- Sindicatos da Volkswagen disseram que não permitirão o fechamento de fábricas na Alemanha, mantendo o acordo de 2024.
- Estão abertos a propostas para o futuro de unidades subutilizadas, desde que os compromissos de 2024 sejam mantidos.
- A montadora busca reduzir a capacidade excedente sem fechar fábricas, indicando parcerias de defesa e cooperação com a China como opções.
- Os líderes sindicais reiteraram que as linhas vermelhas e o acordo de 2024 não devem ser questionados.
- Também há discussões sobre venda da fábrica de Osnabrück a uma empresa de defesa, dentro do esforço de ajustar volumes sem fechamentos.
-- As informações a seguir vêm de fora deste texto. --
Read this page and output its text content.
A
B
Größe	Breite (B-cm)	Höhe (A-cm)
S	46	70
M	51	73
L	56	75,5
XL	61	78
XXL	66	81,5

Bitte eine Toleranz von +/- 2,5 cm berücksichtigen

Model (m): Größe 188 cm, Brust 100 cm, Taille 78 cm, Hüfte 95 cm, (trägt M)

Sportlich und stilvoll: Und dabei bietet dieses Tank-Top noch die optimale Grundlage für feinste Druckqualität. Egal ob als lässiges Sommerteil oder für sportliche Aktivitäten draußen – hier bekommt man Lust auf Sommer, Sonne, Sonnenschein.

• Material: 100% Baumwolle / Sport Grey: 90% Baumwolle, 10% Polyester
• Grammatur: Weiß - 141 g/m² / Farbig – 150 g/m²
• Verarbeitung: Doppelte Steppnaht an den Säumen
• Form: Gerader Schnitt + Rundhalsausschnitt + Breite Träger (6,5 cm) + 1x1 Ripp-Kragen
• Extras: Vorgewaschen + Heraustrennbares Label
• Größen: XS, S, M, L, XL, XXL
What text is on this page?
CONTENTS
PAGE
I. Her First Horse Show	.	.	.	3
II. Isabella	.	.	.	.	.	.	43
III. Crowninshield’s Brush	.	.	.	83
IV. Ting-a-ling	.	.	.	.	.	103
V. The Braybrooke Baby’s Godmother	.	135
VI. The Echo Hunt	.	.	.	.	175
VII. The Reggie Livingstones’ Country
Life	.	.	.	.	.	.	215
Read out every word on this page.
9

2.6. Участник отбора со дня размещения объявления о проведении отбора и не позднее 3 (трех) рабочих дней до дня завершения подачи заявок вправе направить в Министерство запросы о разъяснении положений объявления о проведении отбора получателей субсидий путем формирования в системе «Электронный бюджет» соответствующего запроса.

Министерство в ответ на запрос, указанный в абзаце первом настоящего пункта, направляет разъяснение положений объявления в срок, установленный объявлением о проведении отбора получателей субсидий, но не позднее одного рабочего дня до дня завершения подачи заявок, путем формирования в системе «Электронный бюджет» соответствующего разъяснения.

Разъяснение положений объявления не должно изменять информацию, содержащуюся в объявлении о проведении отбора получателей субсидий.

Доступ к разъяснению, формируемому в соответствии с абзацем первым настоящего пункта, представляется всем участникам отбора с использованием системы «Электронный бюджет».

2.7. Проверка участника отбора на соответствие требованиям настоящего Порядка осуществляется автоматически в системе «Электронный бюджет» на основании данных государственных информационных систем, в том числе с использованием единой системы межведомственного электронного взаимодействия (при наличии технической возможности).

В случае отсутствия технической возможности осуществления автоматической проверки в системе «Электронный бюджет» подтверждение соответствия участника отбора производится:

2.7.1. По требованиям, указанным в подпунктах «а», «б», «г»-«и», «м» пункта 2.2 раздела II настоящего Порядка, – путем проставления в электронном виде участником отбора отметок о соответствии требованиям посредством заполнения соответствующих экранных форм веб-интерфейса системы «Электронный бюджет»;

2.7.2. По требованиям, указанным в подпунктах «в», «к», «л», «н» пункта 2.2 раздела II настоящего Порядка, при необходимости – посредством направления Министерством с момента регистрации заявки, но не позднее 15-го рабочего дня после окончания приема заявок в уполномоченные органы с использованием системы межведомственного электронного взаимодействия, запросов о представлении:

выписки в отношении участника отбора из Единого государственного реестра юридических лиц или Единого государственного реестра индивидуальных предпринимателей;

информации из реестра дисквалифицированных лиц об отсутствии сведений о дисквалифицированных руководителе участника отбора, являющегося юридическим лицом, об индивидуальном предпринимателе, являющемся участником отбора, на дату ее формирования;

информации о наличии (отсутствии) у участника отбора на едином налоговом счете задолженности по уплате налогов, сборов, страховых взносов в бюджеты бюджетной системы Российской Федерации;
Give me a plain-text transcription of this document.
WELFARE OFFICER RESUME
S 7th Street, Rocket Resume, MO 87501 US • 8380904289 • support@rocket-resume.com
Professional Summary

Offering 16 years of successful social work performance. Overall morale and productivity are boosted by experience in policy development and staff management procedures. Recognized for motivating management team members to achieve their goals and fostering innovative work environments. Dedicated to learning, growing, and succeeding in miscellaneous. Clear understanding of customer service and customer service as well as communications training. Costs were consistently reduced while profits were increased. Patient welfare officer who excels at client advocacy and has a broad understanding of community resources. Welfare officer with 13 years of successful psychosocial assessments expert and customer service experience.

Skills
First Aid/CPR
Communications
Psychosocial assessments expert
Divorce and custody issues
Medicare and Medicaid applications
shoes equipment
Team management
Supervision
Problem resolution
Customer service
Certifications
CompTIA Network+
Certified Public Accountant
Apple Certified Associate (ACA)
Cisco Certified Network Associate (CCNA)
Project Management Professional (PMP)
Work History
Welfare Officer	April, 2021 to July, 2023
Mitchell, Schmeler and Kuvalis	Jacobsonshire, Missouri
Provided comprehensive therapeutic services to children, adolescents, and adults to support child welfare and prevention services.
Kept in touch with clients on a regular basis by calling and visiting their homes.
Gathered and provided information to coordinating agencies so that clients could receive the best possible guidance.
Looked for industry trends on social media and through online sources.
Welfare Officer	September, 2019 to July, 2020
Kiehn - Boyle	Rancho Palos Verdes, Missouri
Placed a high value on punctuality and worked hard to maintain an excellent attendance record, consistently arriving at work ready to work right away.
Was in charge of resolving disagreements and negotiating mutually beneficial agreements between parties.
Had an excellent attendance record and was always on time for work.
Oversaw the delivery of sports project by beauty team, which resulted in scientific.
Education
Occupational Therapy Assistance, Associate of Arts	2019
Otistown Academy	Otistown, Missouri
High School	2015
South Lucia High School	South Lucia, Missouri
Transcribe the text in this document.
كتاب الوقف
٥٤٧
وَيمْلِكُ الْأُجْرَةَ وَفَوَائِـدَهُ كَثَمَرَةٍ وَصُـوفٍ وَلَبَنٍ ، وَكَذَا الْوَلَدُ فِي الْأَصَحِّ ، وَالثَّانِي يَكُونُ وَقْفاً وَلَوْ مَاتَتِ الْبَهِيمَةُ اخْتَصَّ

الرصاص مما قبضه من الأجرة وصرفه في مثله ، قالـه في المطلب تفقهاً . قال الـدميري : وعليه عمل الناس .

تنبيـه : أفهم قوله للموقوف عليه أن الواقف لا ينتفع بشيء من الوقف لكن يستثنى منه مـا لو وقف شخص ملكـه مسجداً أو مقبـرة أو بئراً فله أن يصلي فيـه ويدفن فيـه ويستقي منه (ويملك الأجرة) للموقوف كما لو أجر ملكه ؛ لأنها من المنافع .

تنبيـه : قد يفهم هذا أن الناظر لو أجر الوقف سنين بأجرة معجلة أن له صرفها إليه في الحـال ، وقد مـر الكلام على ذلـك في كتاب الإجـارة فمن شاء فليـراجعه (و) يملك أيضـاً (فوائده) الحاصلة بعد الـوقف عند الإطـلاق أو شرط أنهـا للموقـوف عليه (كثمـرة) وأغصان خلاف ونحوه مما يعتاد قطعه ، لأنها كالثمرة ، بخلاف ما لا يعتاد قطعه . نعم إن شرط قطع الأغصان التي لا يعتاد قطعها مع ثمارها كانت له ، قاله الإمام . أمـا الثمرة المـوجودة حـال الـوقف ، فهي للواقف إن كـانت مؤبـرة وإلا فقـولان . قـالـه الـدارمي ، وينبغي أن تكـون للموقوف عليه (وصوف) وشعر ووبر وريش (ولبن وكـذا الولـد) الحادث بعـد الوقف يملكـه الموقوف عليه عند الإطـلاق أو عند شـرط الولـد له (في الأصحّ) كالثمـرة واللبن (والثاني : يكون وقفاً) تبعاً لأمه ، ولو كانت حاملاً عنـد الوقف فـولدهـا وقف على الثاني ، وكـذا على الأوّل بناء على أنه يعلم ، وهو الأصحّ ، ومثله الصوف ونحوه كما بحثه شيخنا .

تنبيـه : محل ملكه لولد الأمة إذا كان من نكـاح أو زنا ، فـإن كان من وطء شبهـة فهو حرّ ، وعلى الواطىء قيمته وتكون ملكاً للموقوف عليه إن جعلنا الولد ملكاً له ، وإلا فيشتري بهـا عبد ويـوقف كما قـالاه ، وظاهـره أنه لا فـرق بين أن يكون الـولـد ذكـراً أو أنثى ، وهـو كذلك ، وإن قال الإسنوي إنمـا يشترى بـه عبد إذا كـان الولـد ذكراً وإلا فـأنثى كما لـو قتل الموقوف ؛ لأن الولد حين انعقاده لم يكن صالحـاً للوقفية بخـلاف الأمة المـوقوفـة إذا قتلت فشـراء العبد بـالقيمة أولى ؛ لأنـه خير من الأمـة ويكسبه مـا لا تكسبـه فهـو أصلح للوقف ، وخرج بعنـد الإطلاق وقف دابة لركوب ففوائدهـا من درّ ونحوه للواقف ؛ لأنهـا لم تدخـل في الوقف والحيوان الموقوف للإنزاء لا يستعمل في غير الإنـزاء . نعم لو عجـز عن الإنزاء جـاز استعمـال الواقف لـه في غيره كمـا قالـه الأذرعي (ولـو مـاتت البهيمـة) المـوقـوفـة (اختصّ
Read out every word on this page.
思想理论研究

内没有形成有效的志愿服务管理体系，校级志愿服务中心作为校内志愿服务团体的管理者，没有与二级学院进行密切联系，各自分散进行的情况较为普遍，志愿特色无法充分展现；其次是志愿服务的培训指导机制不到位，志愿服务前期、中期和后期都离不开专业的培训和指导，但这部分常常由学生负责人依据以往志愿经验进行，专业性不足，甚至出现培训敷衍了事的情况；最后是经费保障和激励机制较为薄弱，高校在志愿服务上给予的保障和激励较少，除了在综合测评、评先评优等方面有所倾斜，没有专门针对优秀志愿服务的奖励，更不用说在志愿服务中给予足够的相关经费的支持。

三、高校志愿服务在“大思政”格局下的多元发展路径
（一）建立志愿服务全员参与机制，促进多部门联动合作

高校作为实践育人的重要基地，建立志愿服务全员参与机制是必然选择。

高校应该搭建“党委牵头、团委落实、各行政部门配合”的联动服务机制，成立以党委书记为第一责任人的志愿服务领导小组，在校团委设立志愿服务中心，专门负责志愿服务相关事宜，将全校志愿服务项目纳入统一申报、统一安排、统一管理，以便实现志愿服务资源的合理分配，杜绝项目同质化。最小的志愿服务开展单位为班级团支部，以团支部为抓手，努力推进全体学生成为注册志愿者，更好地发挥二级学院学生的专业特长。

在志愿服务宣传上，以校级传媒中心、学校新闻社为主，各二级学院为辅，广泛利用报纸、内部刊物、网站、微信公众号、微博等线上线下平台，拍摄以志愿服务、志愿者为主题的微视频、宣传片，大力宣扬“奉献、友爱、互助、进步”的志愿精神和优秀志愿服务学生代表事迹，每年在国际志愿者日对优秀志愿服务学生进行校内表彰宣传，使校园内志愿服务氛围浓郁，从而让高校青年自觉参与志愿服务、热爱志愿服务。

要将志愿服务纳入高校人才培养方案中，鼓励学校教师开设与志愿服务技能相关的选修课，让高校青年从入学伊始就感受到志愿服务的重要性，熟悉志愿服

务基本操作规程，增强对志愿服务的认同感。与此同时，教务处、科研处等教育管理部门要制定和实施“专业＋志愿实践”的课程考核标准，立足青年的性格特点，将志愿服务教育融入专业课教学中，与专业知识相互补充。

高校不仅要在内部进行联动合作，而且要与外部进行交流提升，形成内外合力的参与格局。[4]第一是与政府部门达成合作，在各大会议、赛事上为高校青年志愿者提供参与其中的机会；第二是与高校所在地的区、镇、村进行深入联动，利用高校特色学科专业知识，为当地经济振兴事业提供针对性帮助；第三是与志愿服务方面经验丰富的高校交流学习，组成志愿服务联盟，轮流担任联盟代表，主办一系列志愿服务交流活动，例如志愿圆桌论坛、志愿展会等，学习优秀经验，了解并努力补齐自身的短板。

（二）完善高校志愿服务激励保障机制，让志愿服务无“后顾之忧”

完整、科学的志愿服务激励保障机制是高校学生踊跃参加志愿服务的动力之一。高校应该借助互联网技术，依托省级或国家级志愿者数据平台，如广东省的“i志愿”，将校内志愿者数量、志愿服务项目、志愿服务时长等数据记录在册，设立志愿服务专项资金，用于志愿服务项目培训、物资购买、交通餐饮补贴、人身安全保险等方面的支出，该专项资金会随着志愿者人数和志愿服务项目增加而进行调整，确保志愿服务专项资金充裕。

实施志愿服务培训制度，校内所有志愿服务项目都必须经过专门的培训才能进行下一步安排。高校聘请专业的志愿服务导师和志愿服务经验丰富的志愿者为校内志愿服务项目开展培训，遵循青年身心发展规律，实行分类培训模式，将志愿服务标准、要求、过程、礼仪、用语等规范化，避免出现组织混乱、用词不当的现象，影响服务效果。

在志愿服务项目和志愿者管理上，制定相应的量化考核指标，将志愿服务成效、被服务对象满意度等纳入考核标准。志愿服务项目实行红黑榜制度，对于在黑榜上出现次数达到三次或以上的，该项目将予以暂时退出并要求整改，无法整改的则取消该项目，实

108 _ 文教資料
Os sindicatos da Volkswagen afirmaram nesta sexta-feira que não permitirão o fechamento de fábricas na Alemanha, mantendo a disposição de discutir soluções para unidades subutilizadas, desde que os compromissos assumidos em 2024 sejam preservados. A mensagem foi divulgada por meio de um comunicado conjunto.
A empresa busca reduzir a excesso de capacidade sem fechar plantas, valorizando parcerias de defesa e cooperação com a China como possíveis caminhos. A direção aponta que o fechamento está fora de questionamento dentro do acordo de reestruturação de 2024.
Líderes sindicais destacam que a atuação conjunta entre o conselho de trabalhadores e o IG Metall manterá os compromissos do acordo de 2024, reforçando que não haverá encerramento de fábricas enquanto houver participação sindical.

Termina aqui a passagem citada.